Há um risco óbvio quando um produtor constrói um projeto inteiro em torno de uma mensagem. Muitas vezes, a música acaba parecendo uma reflexão tardia, enterrada sob intenções dignas e ambições elevadas. Felizmente, o HZPROD Guerra Torn evita em grande parte essa armadilha. Este é um disco com algo a dizer, mas, mais importante, entende que os ouvintes ainda precisam de um motivo para ficar além da mensagem em si.
Abrindo com Salve as Crianças (Introdução)o EP, eu não esperava por isso, um grande sintetizador antigo leva você a uma adorável música tradicional asiática. De lá, ÁFRICA expande o escopo, combinando a produção atmosférica com um senso de urgência que parece genuíno em vez de performativo. HZPROD claramente tem ouvido para criar clima, sobrepor texturas e samples de uma forma que mantém o projeto cinematográfico sem cair na auto-indulgência.

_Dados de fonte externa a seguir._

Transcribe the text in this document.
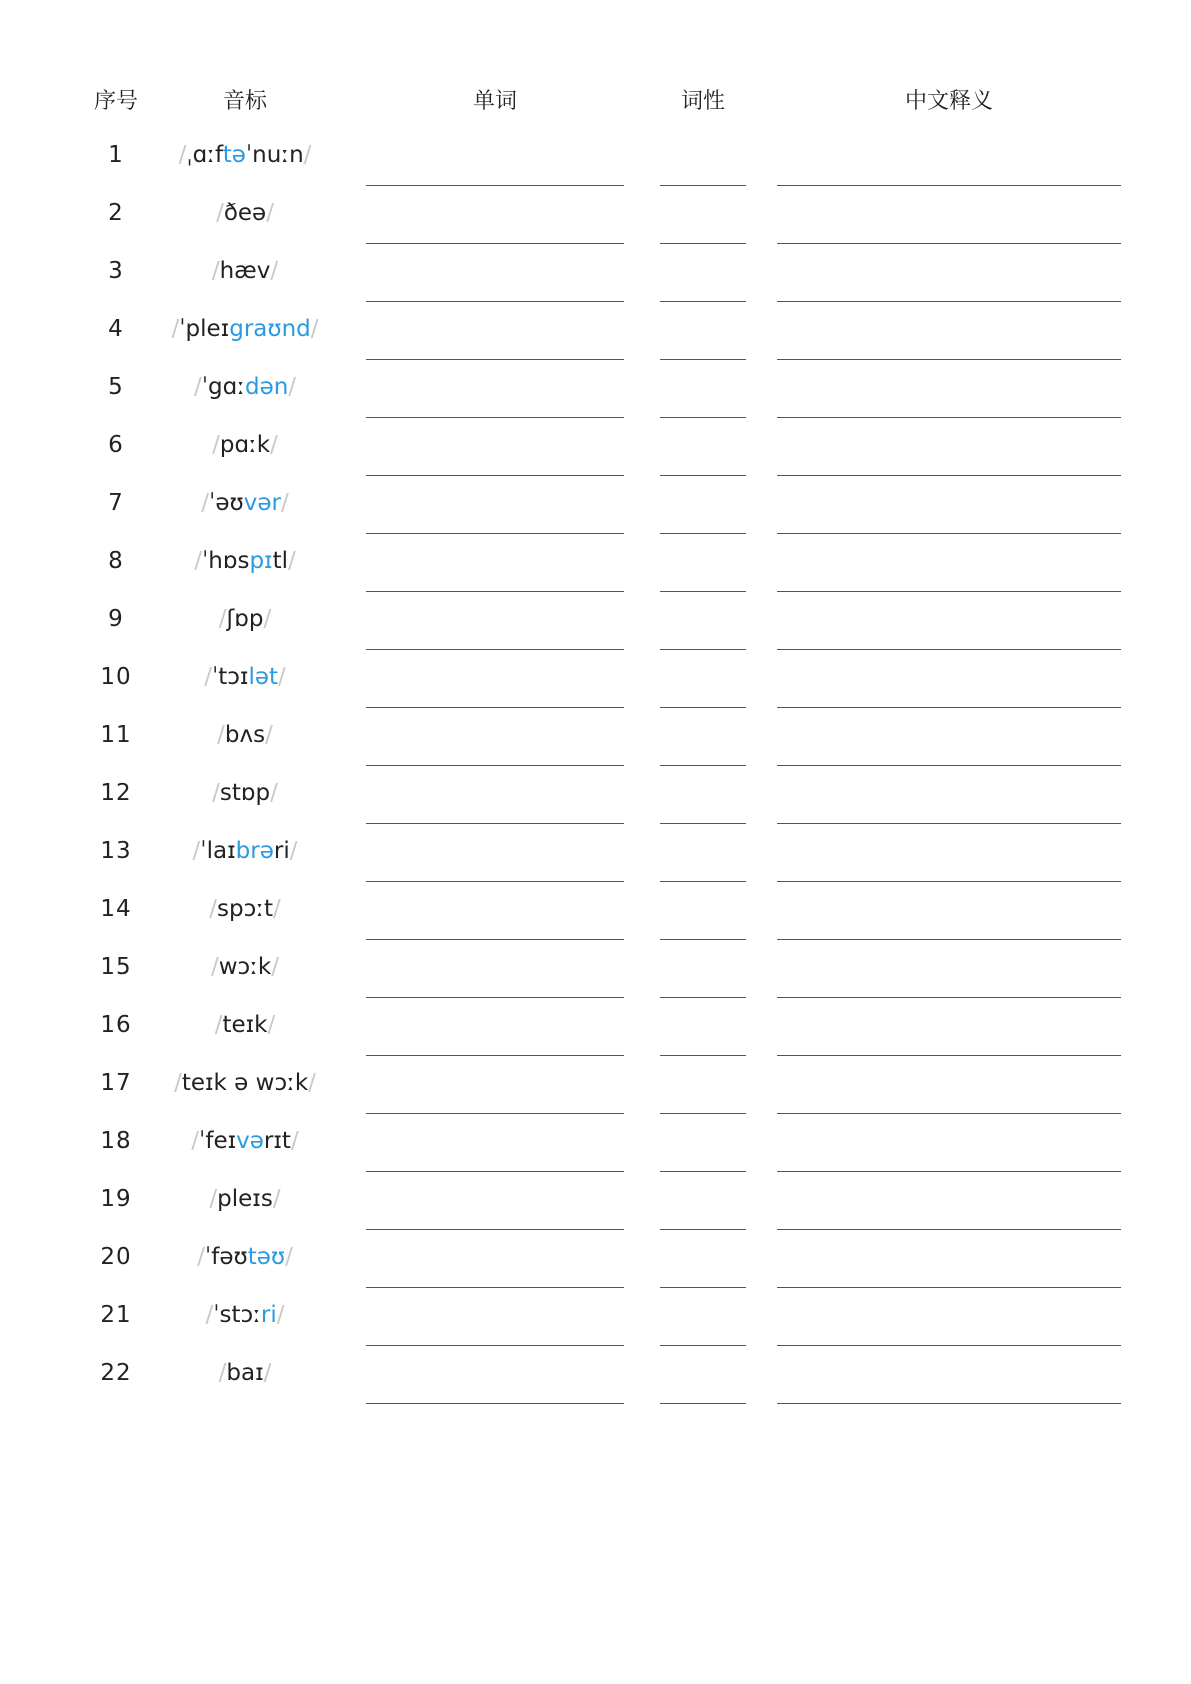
序号	音标	单词	词性	中文释义
1	/ˌɑːftəˈnuːn/
2	/ðeə/
3	/hæv/
4	/ˈpleɪgraʊnd/
5	/ˈgɑːdən/
6	/pɑːk/
7	/ˈəʊvər/
8	/ˈhɒspɪtl/
9	/ʃɒp/
10	/ˈtɔɪlət/
11	/bʌs/
12	/stɒp/
13	/ˈlaɪbrəri/
14	/spɔːt/
15	/wɔːk/
16	/teɪk/
17	/teɪk ə wɔːk/
18	/ˈfeɪvərɪt/
19	/pleɪs/
20	/ˈfəʊtəʊ/
21	/ˈstɔːri/
22	/baɪ/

Os momentos mais fortes chegam durante Guerra Interior e Música Escrava. Aqui o conceito e a produção encontram o seu ponto ideal. As batidas atingem peso suficiente para satisfazer os puristas do hip-hop, enquanto as influências alternativas impedem que as coisas pareçam presas na nostalgia do boom-bap. Também há uma aspereza bem-vinda em partes da produção. Em vez de soar inacabado, dá ao disco uma qualidade humana que se adapta aos seus temas.q
O que faz Guerra Torn particularmente interessante é que isso não vem da perspectiva de um veterano experiente da indústria. HZPROD admite abertamente que este é um projeto de estreia e parte de sua própria curva de aprendizado como produtor. De certa forma, essa honestidade se torna um dos pontos fortes do projeto. Há ambição emanando de cada faixa. Você pode ouvir alguém testando limites, testando ideias e se recusando a esperar pelas circunstâncias perfeitas antes de lançar seu trabalho.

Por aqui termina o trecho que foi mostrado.